Pfingstsonntag, Festgottesdienst zur 750-Jahr-Feier, Predigt zu Johannes 14, 23-27

Predigttext: Johannes 14, 23-27
Jesus antwortete und sprach zu ihm: Wer mich liebt, der wird mein Wort halten; und mein Vater wird ihn lieben, und wir werden zu ihm kommen und Wohnung bei ihm nehmen. Wer aber mich nicht liebt, der hält meine Worte nicht. Und das Wort, das ihr hört, ist nicht mein Wort, sondern das des Vaters, der mich gesandt hat. Das habe ich zu euch geredet, solange ich bei euch gewesen bin. Aber der Tröster, der heilige Geist, den mein Vater senden wird in meinem Namen, der wird euch alles lehren und euch an alles erinnern, was ich euch gesagt habe. Den Frieden lasse ich euch, meinen Frieden gebe ich euch. Nicht gebe ich euch, wie die Welt gibt. Euer Herz erschrecke nicht und fürchte sich nicht. 
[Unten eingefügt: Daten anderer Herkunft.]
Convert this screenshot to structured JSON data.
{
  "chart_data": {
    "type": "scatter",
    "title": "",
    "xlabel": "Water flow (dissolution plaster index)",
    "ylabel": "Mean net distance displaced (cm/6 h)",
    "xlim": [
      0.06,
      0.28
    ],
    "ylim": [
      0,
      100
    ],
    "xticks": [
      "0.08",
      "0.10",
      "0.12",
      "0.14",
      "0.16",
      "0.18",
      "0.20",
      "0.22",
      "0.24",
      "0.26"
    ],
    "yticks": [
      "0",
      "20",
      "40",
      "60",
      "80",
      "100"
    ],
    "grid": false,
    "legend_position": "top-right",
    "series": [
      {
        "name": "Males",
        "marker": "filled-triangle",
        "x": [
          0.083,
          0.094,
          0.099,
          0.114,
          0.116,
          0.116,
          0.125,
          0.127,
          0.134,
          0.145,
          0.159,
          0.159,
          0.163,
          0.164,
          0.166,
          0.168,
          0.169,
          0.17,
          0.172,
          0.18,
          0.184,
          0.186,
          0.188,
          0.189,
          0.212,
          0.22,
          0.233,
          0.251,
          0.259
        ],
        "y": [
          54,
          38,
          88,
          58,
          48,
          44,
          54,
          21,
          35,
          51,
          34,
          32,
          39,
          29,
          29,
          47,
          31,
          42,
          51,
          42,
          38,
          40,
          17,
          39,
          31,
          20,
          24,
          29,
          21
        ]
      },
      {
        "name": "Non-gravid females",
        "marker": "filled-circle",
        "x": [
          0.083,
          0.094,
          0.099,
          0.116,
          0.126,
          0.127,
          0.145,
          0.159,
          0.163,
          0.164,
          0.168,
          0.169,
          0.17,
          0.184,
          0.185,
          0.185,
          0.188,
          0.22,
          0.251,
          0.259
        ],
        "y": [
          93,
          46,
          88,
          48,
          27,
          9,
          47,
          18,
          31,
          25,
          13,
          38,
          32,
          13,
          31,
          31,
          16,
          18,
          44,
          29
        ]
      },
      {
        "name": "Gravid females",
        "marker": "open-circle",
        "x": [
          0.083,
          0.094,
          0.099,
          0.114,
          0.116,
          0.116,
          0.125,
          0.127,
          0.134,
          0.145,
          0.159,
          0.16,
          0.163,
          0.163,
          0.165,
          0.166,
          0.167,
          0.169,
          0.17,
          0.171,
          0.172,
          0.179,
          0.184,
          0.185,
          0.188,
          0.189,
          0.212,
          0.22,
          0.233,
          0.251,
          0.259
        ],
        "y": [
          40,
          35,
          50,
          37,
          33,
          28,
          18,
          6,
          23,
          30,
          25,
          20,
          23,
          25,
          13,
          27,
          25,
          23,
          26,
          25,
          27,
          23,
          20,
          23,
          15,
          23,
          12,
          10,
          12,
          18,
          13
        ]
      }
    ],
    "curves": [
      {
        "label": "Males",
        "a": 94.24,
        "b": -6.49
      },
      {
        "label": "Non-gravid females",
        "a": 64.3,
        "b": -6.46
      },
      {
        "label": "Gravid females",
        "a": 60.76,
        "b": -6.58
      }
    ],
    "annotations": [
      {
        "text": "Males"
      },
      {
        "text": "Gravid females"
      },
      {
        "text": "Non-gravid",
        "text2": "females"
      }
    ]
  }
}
Gnade sei mit euch und Friede von dem, der da ist, der da war und der da kommt. Amen

Frieden und Segen – das wünsche ich Ihnen allem voran, liebe St. Johannis-Festgemeinde. Frieden und Segen zu diesem besonderen Jubiläum Ihrer Dorfkirche mitten in der Stadt. Verbriefte 750 Jahre ist sie mindestens alt - und wenn ich Sie als Gemeinde so anschaue in ihrer farbenreichen Vielfalt und Lebendigkeit, muss ich schon sagen: Sie haben sich wirklich gut gehalten…Was könnte besser passen, als die Freude und die heute so spürbare Dankbarkeit in einem Pfingstgottesdienst zum Ausdruck zu bringen! Hat doch nicht nur St. Johannis, sondern just an Pfingsten auch die christliche Kirche Geburtstag. Und also laden heute zwei äußerst agile, lebensfrohe Hochbetagte zum Geburtstagsfest. Zwei, die schon eine Menge hinter sich haben – und so viel Verheißungsvolles vor sich. Das alles will gebührend gefeiert werden. Gleich drei Festwochen haben Sie angesetzt - beginnend im Februar, jetzt zu Pfingsten und dann schließlich im November. Und das alles auch noch im Reformationsjubiläumsjahr 2017 - man kann von Ihnen wahrlich lernen: wenn schon feiern, dann richtig!!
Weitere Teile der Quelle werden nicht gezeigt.